THE TAKEAWAY: Eurozone PMIs well below 50 boom-bust line -> Europe scrambles to stimulate growth as recent Fed comments suggest crisis not over -> Euro suffers on weak data
Manufacturing and services purchasing manager’s index numbers out of Europe came in a good deal weaker than expected today. The all-inclusive Euro-area PMI composite indicator came in at 48.7 versus the 49.6 predicted by economists. Eurozone PMI manufacturing was 47.7 versus the expected 49.5, and the services sector index came in 48.7 at versus the expected 49.2. A reading below 50 indicates market contraction.
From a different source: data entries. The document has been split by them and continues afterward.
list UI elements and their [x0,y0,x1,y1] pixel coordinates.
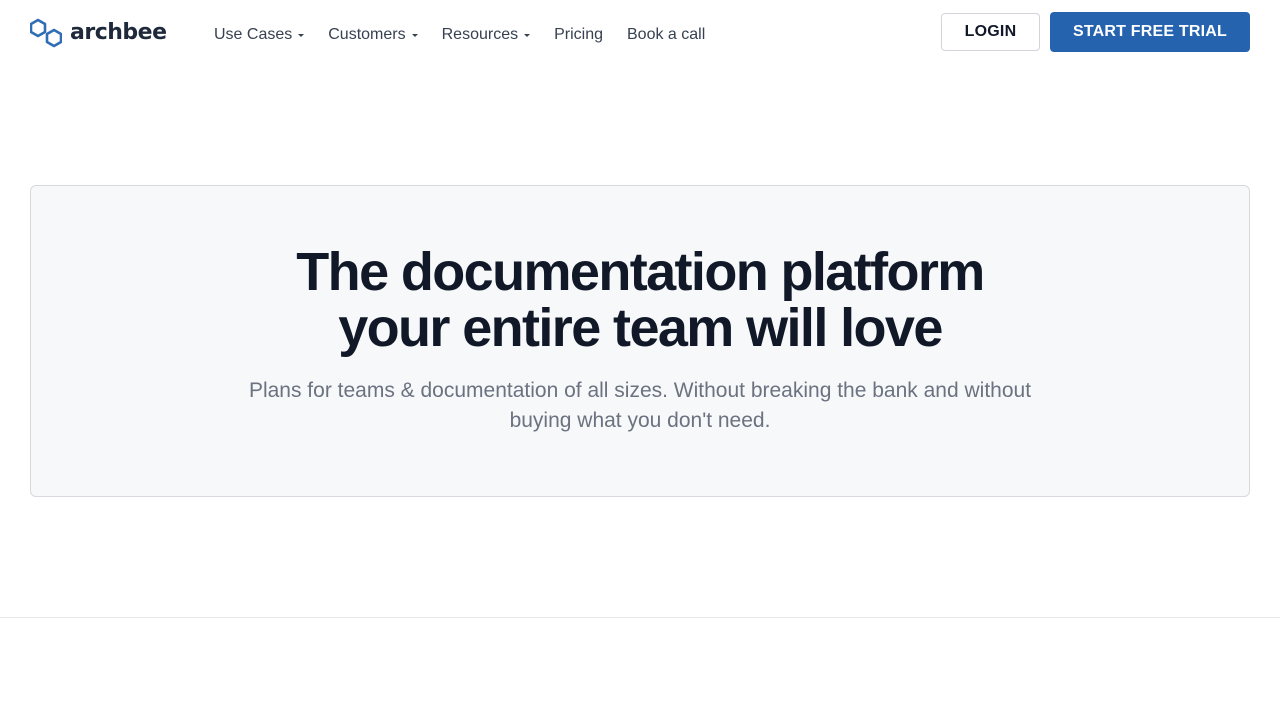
hero-title: The documentation platform your entire t… [31,244,1249,356]
nav-item-label: Book a call [627,26,706,43]
nav-item-label: Customers [328,26,406,43]
brand-logo[interactable]: archbee [30,17,167,49]
hero-subtitle: Plans for teams & documentation of all s… [248,379,1032,432]
brand-name: archbee [70,20,167,45]
main-nav: Use Cases Customers Resources Pricing Bo… [214,20,729,50]
site-header: archbee Use Cases Customers Resources Pr… [0,0,1280,70]
section-divider [0,617,1280,618]
nav-item-customers[interactable]: Customers [328,20,418,50]
caret-down-icon [524,34,531,37]
nav-item-use-cases[interactable]: Use Cases [214,20,305,50]
nav-item-resources[interactable]: Resources [441,20,531,50]
hero-title-line: The documentation platform [296,242,985,302]
nav-item-book-a-call[interactable]: Book a call [627,20,705,50]
login-button[interactable]: LOGIN [941,13,1040,51]
caret-down-icon [411,34,418,37]
hexagon-logo-icon [30,18,62,48]
nav-item-pricing[interactable]: Pricing [554,20,603,50]
nav-item-label: Resources [441,26,519,43]
nav-item-label: Pricing [554,26,603,43]
caret-down-icon [298,34,305,37]
nav-item-label: Use Cases [214,26,293,43]
hero-card: The documentation platform your entire t… [30,185,1250,497]
hero-title-line: your entire team will love [338,298,943,358]
start-free-trial-button[interactable]: START FREE TRIAL [1050,12,1250,52]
European powerhouses Germany and France both saw significantly weaker than expected numbers, with the German manufacturing index falling to 48.1 from February’s 50.2. French numbers were similarly risk-negative. Elsewhere, the Chinese HSBC PMI released overnight also came in below expectations, further weakening risk appetite into the European session open.
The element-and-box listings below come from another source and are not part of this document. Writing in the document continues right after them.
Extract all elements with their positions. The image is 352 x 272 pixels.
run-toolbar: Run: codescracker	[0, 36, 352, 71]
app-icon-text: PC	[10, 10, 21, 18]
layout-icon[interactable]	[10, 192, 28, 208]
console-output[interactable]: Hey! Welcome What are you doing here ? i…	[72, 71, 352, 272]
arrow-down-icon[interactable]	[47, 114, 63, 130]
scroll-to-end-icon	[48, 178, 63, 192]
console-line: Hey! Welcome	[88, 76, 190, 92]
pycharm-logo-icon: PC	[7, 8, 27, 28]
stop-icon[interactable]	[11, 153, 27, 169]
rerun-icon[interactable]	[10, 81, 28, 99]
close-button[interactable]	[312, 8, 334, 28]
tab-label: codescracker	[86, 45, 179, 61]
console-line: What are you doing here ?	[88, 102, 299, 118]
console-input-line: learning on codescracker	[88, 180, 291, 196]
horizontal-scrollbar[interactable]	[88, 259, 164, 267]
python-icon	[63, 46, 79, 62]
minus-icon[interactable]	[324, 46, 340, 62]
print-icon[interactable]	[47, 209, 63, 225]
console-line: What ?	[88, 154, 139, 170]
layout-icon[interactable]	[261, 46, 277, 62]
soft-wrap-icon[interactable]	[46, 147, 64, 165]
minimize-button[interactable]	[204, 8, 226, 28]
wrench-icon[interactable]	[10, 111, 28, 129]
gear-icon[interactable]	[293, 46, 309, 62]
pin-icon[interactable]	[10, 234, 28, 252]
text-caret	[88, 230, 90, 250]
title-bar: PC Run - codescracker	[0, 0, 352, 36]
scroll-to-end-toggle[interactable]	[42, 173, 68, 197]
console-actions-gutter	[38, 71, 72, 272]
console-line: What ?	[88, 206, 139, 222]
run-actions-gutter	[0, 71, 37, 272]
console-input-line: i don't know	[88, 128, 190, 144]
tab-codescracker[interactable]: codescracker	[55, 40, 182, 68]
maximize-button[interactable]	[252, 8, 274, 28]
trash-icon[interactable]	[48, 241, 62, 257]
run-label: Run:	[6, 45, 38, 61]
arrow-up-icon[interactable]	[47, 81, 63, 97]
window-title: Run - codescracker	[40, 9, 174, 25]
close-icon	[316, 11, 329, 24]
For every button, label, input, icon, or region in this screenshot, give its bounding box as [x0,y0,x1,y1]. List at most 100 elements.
Today’s numbers may suggest to some that Europe’s financial crisis is far from over is far from over, and will likely throw a damper on recent optimistic comments from European officials. The ECB’s Assmusen yesterday mentioned that it is time for the European Central Bank to gradually exit crisis mode, but investors will likely be keen for the central bank to continue its long term refinancing operations which are meant to encourage economic growth by making cash available to banks.
Meanwhile, all eyes remain on America’s Federal Reserve, with Chairman Bernanke yesterday weighing in on the European situation saying that “further strengthening of the European banking system” would be required as the region faces the risks of a prolonged recession.
The Euro plummeted nearly 80 points within the hour as today’s weak PMI numbers diminished confidence in the single currency.